Только Емеля от картошки той в восторге. А еще больше тает от близости к богине белотелой. А Марья глаза поволокой запустила…

Наталья глазищами хлопает – кроме картошки этой белотелой, как хозяйка, на столе ничего больше и нету. Только картошка в черной закопченной сковороде. Не, неправда. Хлеб еще был.

Ну ладно. Отпробовали. Емеля настоятельно стал теперь к ним в гости приглашать. Обратно.

Вот через два дня Иван да Марья с ответным визитом и припожаловали.

Емеля гостей встречает, возле Марьи чужой кОханой соками исходит. А Наталья всё носится, ногами-руками без промаха перебирает.

Стол накрытый. Тут тебе и картошечка молодая в свежем укропчике, и курочка румяная сметанкой чесночной прикрылась. Огурчики соленые вперемешку с помидорами, сальцо слезой исходит. И графинчик припотевший.

Емеля пока гостью нежную усаживал, креслице двигал поудобнее, платье батистовое расправлял, чтобы не измялось, над грудью пышной дышал…

Иван начал заботу о хозяйке проявлять, тарелочку поднести, хлебушка порезать. И незаметно туманом от тела ее покрываться… От гладкой смуглой кожи тепло пошло куда-то и упругость взялась местами…

За стол уселись. После второй рюмочки, до верха наполненной, взгляды мужские стали посвободнее. Руки тоже осмелели. Женщины вообще существа на градусы слабые…

Емеля бедро мягкое горячее Марьино под скатертью пробует. А Марья – жена чужая – только глаза скромнее опускает, а грудь вздымает - наоборот.

А Наталья – та, как служанка носится. То подаст, то уберет… Глаза Ивановы за ней не успевают. Руки-то он пока при себе держит. Вздохи только иногда.

А опосля пятой-то не выдержал Емеля, бухнулся в ноги Ивану:

- Отдай мне Марью. Не любишь ты ее. А я без нее уже дышать не могу.

Наталья только глазищами опять сверкнула, глядя как муж её законный ноги чужой жены обнимать готов. И это на глазах у законной жены.

Но блюдо с пирогом и себя в руках пока держит.

Иван замолк, на Марью законную глядючи.

А Марьюшка только томно вздыхает, локон на пышной груди накручивая. Емеля на коленках к ней сблизился, бёдра крутые и то, что чуть повыше – зажал с любовью крепкою.

Иван на Наталью глянул:

- Что делать будем? Порушить такую любовь сердце не позволяет.

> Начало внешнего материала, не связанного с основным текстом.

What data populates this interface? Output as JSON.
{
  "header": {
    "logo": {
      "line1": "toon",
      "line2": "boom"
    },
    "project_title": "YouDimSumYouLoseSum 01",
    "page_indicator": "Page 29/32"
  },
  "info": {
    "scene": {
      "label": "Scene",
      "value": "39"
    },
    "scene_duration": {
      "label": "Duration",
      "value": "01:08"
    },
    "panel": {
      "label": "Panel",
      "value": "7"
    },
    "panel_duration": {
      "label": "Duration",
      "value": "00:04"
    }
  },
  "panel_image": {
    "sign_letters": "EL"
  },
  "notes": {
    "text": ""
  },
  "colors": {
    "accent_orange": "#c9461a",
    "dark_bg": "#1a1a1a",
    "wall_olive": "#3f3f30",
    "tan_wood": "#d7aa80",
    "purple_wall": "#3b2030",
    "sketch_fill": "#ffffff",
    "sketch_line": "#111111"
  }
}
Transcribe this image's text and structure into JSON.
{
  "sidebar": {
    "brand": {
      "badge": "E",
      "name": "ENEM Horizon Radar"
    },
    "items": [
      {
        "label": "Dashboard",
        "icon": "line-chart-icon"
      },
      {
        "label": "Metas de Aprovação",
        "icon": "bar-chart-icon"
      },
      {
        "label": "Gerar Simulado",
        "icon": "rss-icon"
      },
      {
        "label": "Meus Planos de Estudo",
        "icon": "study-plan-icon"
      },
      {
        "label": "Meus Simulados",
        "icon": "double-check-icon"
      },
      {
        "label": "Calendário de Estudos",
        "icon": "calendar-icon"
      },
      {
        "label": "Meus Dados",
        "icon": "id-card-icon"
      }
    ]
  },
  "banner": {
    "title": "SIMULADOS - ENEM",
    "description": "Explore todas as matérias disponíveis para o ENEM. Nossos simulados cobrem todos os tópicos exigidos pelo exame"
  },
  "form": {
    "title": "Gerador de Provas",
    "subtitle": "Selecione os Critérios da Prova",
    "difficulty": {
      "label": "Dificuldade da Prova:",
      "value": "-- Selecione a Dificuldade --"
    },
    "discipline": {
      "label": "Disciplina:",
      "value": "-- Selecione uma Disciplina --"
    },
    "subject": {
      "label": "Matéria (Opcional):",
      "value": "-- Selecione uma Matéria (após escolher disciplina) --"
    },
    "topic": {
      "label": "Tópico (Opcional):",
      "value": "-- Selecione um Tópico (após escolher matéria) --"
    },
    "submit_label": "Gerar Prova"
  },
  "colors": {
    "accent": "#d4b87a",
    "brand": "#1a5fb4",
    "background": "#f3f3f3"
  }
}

А Наталья махнула уже блюдом с пирогом… но сдержалась. Голос только резко проскрипел:

- Ну что ж. Любитесь, коль страсти такие пришли. – и поставив блюдо на стол – от греха, высказалась с усмешкой. – Только я в этом дому останусь. Здесь мной все выращенное. И огород, и хозяйство, и порядок в дому. А ты, не мой теперь любимый, Емеля, можешь идти.

И ушли Емеля с Марьей.

- А можно я тут останусь? – это Иван негромко, робко почти проявился. – У меня ж теперь, считай нету дома своего…
- Ну, поживи…пока. – Наталья от думы своей горючей отвлеклась. – Если помогать мне будешь в работе, то за проживание дорого не возьму.

Время прошло – пролетело.

Емеля всё чаще вздыхает по разносолам Натальиным.

Любовь-страсть поутихла. Потому как на одной картошке бледнопожаренной темпераменту взяться неоткуда. А трудиться для другого пропитания ни он, ни тем более кОханая Марья не привыкли.

А Наталья? Она всё такая же смуглая – с чего ей побелеть? Родилась она такая.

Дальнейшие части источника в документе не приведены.